SEE daily 30/6 power market analysis

The 30 June 2026 daily data show a sharp scarcity-driven repricing across the northern and central SEE corridor, with HUPX at €290.71/MWh, up €68/MWh day on day, and Romania’s OPCOM at €293.44/MWh, up €69.9/MWh, making Romania the highest-priced market in the monitored set. Serbia also moved aggressively, with SEEPEX rising to €250.98/MWh, up €101/MWh, while Croatia and Slovenia cleared close to Hungary at €263.03/MWh and €262.05/MWh respectively. The market split was severe: Albania stayed at only €116.33/MWh, Greece at €137.72/MWh, Bulgaria at €148.44/MWh, North Macedonia at €148.05/MWh, and Montenegro at €157.14/MWh. That left Hungary trading more than €142/MWh above Bulgaria, almost €153/MWh above Greece, and more than €174/MWh above Albania.  

The core signal is not only higher demand, but congestion and evening scarcity. Regional HU+SEE consumption increased to 35,949 MW, up 1,175 MW from the previous day, while the system’s net import position deepened to 2,859 MW, an increase of 1,023 MW. Imports from the Core direction, mainly AT+SK into HU+SI, reached 2,946 MW, confirming that Hungary and the northern SEE belt were pulling heavily from Central Europe. At the same time, the HU-DE spot spread widened to €103.38/MWh, showing that Hungarian scarcity was much more acute than the German market signal.  

The hourly shape is especially important. The spike was concentrated in the evening ramp rather than in the solar-heavy midday period. Hungary’s HUPX reached a maximum of €923.10/MWh at H21, Romania reached €954.60/MWh at H21, Croatia reached €946.60/MWh, Slovenia reached €1,041.50/MWh, and Serbia reached €800/MWh. This explains the unusual structure where off-peak averages were higher than peak averages in several markets: in Hungary, off-peak cleared at €320.80/MWh, above the peak average of €260.60/MWh, because the evening scarcity hours sit outside the standard peak block. The data point to a classic summer ramp problem: solar supports midday balance, but the post-solar evening interval becomes highly exposed to import limits, gas/thermal availability, and cross-border congestion.  

Country balances show where the stress was concentrated. Hungary was the largest importer at 1,841 MW, with consumption at 5,819 MW and domestic generation at only 3,977 MWRomania was also structurally short, with consumption at 6,605 MW, generation at 5,225 MW, and net imports of 1,380 MW, despite strong hydro output and substantial imports from Bulgaria. Croatia remained heavily short as well, importing 1,336 MW against consumption of 2,814 MW and generation of 1,478 MWSerbia imported 697 MW, with consumption at 4,046 MW and generation at 3,348 MW, which explains why SEEPEX moved sharply even though Serbia’s absolute price remained below Hungary, Romania, Croatia and Slovenia.  

The opposite side of the system was Greece and Bulgaria. Greece exported 1,620 MW, with consumption of 7,425 MW and generation of 9,045 MW. Its production stack was supported by high gas, solar and wind output, including 2,837 MW of gas2,880 MW of solar, and 2,219 MW of wind on the prior-day detailed balance line.

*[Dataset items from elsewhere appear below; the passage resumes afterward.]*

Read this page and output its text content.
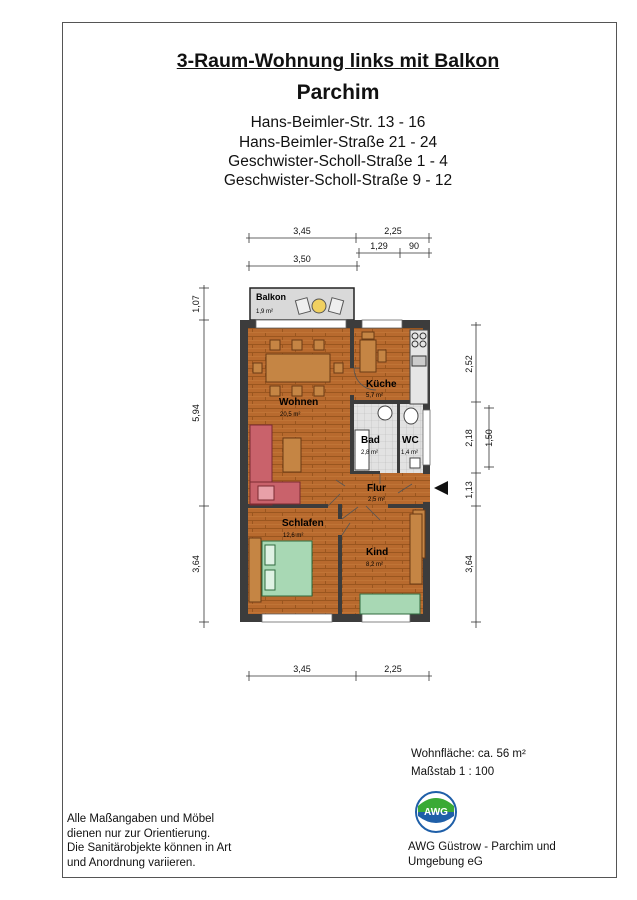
3-Raum-Wohnung links mit Balkon
Parchim
Hans-Beimler-Str. 13 - 16
Hans-Beimler-Straße 21 - 24
Geschwister-Scholl-Straße 1 - 4
Geschwister-Scholl-Straße 9 - 12
Balkon
1,9 m²
Wohnen
20,5 m²
Küche
5,7 m²
Bad
2,8 m²
WC
1,4 m²
Flur
2,5 m²
Schlafen
12,6 m²
Kind
8,2 m²
3,45	2,25
1,29 90
3,50
3,45	2,25
1,07
5,94
3,64
2,52
2,18 1,50
1,13
3,64
AWG
Wohnfläche: ca. 56 m²
Maßstab 1 : 100
Alle Maßangaben und Möbel
dienen nur zur Orientierung.
Die Sanitärobjekte können in Art
und Anordnung variieren.
AWG Güstrow - Parchim und
Umgebung eG
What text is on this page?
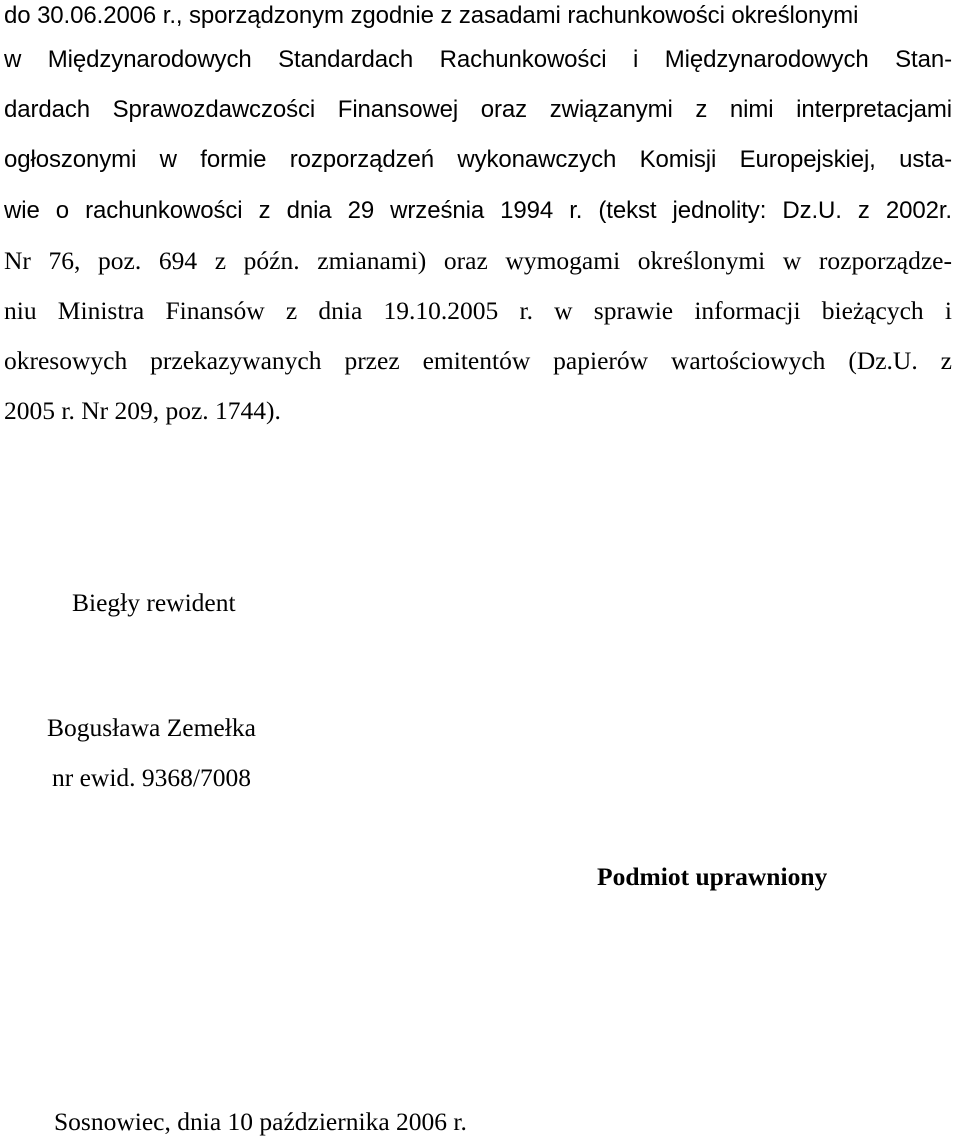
do 30.06.2006 r., sporządzonym zgodnie z zasadami rachunkowości określonymi
w Międzynarodowych Standardach Rachunkowości i Międzynarodowych Stan-
dardach Sprawozdawczości Finansowej oraz związanymi z nimi interpretacjami
ogłoszonymi w formie rozporządzeń wykonawczych Komisji Europejskiej, usta-
wie o rachunkowości z dnia 29 września 1994 r. (tekst jednolity: Dz.U. z 2002r.
Nr 76, poz. 694 z późn. zmianami) oraz wymogami określonymi w rozporządze-
niu Ministra Finansów z dnia 19.10.2005 r. w sprawie informacji bieżących i
okresowych przekazywanych przez emitentów papierów wartościowych (Dz.U. z
2005 r. Nr 209, poz. 1744).

Biegły rewident

Bogusława Zemełka

nr ewid. 9368/7008

Podmiot uprawniony

Sosnowiec, dnia 10 października 2006 r.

Greece remained a comparatively low-priced market at €137.72/MWh, even while exporting northward through Bulgaria, Albania, North Macedonia and Italy. Bulgaria exported 801 MW and cleared at €148.44/MWh, functioning as a regional transit and supply market: the data show a very large BG > RO flow of 1,855 MW, while Bulgaria simultaneously absorbed power from Greece on the GR > BG direction.  

For Serbia, the trading implication is clear: the country was caught between lower-priced southern supply and high-priced northern scarcity. SEEPEX at €250.98/MWh was far above Greece, Bulgaria, Montenegro, Albania and North Macedonia, but still below Hungary, Romania, Croatia and Slovenia. Serbia’s net import position of 697 MW and its evening maximum of €800/MWh indicate that the Serbian market followed the regional ramp-stress pattern, with cross-border access and evening adequacy more important than average daily generation alone. The key corridor signals were negative flows toward Bosnia, Croatia, Bulgaria, North Macedonia and Montenegro on a net basis, while Serbia retained limited export direction toward Hungary and Romania in some blocks, reflecting constrained, hour-specific arbitrage rather than a simple surplus or deficit story.  

Forward markets confirmed that the prompt Hungarian risk premium is no longer only a day-ahead event. HU Week 29 rose to €144/MWh, up €20/MWh day on day, while HU July 2026 rose to €135/MWh, up €12.5/MWh. The HU-DE July spread reached €30/MWh, and the HU-DE Week 29 spread reached €27.5/MWh. Longer-dated products were much calmer, with HU Cal-27 at €111/MWh, which means the market is pricing the shock as a front-summer congestion and adequacy issue rather than a structural repricing of the full forward curve.  

Fuel and carbon did not fully explain the spot move. CEGH gas rose to €43.95/MWh, Greek gas to €43.84/MWh, and coal forwards moved higher, but EUA fell to €78.78, down €1.5/MWh day on day. That combination points to physical power scarcity, interconnection limits and evening ramp pressure as the dominant drivers, rather than a pure carbon-led marginal cost increase. The weekly carbon section also notes that EU allowances were holding near €80/t, but with a neutral-to-bearish short-term outlook as heatwave effects were expected to ease in parts of Europe.  

The next trading signal will depend on whether the forecast cooling materialises. The weather tables show the SEE+HU average excluding Greece easing from around 29.0°C on 30 June to 26.2°C on 1 July and near 22.7°C afterwards, while Hungary is shown falling from 31.1°C to 27.7°C and then near 22°C. That should reduce cooling demand and soften the most extreme evening scarcity risk. However, if Hungary, Romania, Croatia and Serbia remain structurally short while solar ramps down into H20-H22, the market can still retain a high evening premium even with lower average temperatures.